For amazon hq2 hopefuls, seattle serves as cautionary tale – ktvz electricity and magnetism purcell


The dispute in Seattle has arisen from the rapid escalation in housing prices and a resulting surge in homelessness, due in no small part to the influx of highly paid workers employed by Amazon and other area tech companies. To help alleviate its shortage of affordable housing, several city council members proposed a 26-cent tax for each working hour at companies with more than $20 million in annual revenue — the largest impact of which would fall on Amazon, with its 45,000 local employees.

Although Amazon has taken some steps to help ease the city’s homelessness problem, such as donating space to shelter 200 homeless people in one of its new buildings and additional $40 million to a city-managed fund for affordable housing, the measure’s backers took Amazon’s move as an ominous sign.

"Obviously Amazon can afford to pay the 26 cents," says Seattle Councilmember Mike O’Brien, who supports the tax. "It’s really a question of, do they feel loved? And they’re offended. They’re like, ‘you don’t recognize all the good stuff we do in the community and we get blamed for all the bad stuff. We want to go somewhere that’s more generous to us, and we’re pissed.’"

In the shortlisted city of Dallas, for example, a 50,000-person outpost would make Amazon by far the city’s largest private-sector employer. The metro area is already expanding fast, having added 86,000 jobs in 2017, led by the energy and financial services industries. Housing prices have already been escalating rapidly, as builders struggle to keep up with a hot job market, and city council member Phil Kingston worries that pouring on more growth without proper planning could make life difficult for current residents.

To head off an even worse housing crunch, Kingston would like to see Amazon build a campus with space for both retail and housing, and invest its own money in affordable housing in other parts of the city. The company has been meeting with nonprofits in its potential HQ2 host cities to discuss how it could help avoid displacing longtime residents.

Barry Bluestone, a professor specializing in urban economic development at Northeastern University in Boston, cautions against imposing per-employee taxes like Seattle is proposing. Instead, he says, cities should rely on personal income and property taxes, which are less likely to repel businesses or keep them from growing.
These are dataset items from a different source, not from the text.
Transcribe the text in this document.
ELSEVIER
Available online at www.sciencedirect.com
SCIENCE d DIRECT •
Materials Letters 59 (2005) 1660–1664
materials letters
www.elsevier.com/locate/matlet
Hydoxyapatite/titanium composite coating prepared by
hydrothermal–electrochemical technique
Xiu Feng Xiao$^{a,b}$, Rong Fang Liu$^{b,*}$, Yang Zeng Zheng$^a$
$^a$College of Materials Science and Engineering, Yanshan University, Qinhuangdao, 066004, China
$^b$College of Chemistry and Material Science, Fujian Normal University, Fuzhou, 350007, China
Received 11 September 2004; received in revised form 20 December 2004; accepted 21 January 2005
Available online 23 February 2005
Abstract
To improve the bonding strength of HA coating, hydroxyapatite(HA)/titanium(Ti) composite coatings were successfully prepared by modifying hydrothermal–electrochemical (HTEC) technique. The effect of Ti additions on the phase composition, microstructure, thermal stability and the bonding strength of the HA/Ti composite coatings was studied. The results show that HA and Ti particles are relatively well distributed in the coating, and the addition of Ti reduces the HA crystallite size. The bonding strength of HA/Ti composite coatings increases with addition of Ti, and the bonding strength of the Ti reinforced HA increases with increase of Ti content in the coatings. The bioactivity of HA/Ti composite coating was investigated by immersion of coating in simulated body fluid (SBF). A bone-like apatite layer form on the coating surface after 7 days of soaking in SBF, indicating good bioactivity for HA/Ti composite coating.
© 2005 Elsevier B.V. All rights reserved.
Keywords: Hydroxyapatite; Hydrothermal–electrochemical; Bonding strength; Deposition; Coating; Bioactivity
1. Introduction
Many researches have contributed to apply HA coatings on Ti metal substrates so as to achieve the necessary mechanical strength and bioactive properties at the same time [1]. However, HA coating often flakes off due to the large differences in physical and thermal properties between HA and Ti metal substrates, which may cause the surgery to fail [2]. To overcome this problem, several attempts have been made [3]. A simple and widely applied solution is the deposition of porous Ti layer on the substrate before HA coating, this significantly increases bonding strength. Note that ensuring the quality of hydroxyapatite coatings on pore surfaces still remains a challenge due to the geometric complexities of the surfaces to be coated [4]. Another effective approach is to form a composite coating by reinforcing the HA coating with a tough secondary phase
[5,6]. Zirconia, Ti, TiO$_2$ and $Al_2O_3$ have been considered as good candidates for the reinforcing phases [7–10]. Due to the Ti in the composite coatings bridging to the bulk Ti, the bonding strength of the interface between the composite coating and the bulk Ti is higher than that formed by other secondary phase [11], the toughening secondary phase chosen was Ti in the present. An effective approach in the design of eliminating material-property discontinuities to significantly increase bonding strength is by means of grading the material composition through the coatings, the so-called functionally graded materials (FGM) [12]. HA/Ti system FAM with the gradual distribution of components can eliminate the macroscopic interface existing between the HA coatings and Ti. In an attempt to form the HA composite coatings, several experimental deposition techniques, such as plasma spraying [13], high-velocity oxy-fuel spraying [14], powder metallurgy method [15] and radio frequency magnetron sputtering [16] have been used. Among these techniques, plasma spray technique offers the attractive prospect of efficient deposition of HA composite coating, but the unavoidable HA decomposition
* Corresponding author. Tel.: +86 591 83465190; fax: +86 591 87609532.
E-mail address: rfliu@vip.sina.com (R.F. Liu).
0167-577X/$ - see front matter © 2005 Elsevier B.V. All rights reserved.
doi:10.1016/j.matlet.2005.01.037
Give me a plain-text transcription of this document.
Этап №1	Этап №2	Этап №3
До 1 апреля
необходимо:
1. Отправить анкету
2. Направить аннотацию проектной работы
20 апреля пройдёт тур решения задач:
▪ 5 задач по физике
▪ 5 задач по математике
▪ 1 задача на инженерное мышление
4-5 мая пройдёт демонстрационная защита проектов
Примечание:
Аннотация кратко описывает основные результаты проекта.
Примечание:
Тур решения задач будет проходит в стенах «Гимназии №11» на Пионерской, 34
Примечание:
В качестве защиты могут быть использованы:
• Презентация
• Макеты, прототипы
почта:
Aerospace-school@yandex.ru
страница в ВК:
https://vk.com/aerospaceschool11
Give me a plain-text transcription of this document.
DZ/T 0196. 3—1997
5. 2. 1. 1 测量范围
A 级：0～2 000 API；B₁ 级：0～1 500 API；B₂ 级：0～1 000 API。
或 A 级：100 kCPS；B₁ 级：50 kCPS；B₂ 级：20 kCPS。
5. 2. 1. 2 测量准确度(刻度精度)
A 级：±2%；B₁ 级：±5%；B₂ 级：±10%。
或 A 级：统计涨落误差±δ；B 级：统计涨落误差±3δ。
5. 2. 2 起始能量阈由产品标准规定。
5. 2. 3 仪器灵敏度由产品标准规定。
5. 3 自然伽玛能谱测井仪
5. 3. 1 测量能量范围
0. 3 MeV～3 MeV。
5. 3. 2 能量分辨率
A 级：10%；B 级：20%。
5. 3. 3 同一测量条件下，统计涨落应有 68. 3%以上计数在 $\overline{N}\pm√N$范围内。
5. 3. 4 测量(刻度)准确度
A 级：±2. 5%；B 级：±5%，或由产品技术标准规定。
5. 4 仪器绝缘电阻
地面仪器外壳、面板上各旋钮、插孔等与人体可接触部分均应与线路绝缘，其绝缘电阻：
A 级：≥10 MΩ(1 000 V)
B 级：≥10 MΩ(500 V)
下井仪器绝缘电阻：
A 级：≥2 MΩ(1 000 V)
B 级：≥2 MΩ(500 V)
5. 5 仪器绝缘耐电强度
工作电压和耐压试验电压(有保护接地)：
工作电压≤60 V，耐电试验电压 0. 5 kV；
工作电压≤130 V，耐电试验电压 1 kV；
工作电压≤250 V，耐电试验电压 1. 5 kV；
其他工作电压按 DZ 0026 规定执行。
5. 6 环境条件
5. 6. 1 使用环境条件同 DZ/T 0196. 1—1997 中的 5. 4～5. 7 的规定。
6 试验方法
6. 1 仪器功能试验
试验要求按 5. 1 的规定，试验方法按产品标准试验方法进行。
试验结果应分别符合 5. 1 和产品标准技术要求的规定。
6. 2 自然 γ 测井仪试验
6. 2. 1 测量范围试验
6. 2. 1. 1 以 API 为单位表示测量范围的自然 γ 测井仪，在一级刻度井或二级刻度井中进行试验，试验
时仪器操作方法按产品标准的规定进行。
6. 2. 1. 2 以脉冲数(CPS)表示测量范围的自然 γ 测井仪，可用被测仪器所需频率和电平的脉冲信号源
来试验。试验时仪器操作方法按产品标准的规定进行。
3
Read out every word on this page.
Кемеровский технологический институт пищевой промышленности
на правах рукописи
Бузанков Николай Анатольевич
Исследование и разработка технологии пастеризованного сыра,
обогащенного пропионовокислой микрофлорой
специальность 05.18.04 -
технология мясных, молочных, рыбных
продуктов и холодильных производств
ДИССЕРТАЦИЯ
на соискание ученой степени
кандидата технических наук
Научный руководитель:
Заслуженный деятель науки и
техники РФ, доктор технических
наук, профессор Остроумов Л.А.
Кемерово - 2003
"Seattle and Boston share a lot in common because we’ve been able to take advantage of new industries," Bluestone says. "The downside is, if you don’t build more housing, prices go through the roof. The answer is not to constrain demand, but increase the supply of housing."

In Boston, another Amazon HQ2 contender, Bluestone is pitching high-density developments aimed at millennials and empty-nesters who are downsizing. Large employers and educational institutions, he says, would then jointly hold the master lease to these buildings with the developers and sublease the units to employees or students. Absorbing those newer residents into apartment or condo buildings could take the pressure off the city’s older housing stock that’s more suitable for families.

But still, building low-income housing may never be profitable without subsidies, and extra tax revenue to finance it can be hard to find. Many cities, including Seattle and HQ2 hopefuls Dallas, Austin and Miami, are forbidden by state law from imposing any income taxes. Others have capped property or sales taxes.

That’s why some groups have taken the position that their cities shouldn’t be pursuing Amazon at all, whether it asks for tax breaks or not. Monica Kamen, co-director of the 60-organization Fair Budget Coalition in Washington, D.C., thinks the city should prioritize smaller businesses and community-based entrepreneurship instead.

That’s why some backers of the Seattle measure say it might not be a bad thing if Amazon sent some of its jobs elsewhere, as it’s already been doing. To Mike O’Brien, Seattle could slow down a bit and still have an incredibly healthy economy — maybe even one that allows other businesses to grow faster, if Amazon weren’t sucking up all the available tech talent and downtown office space.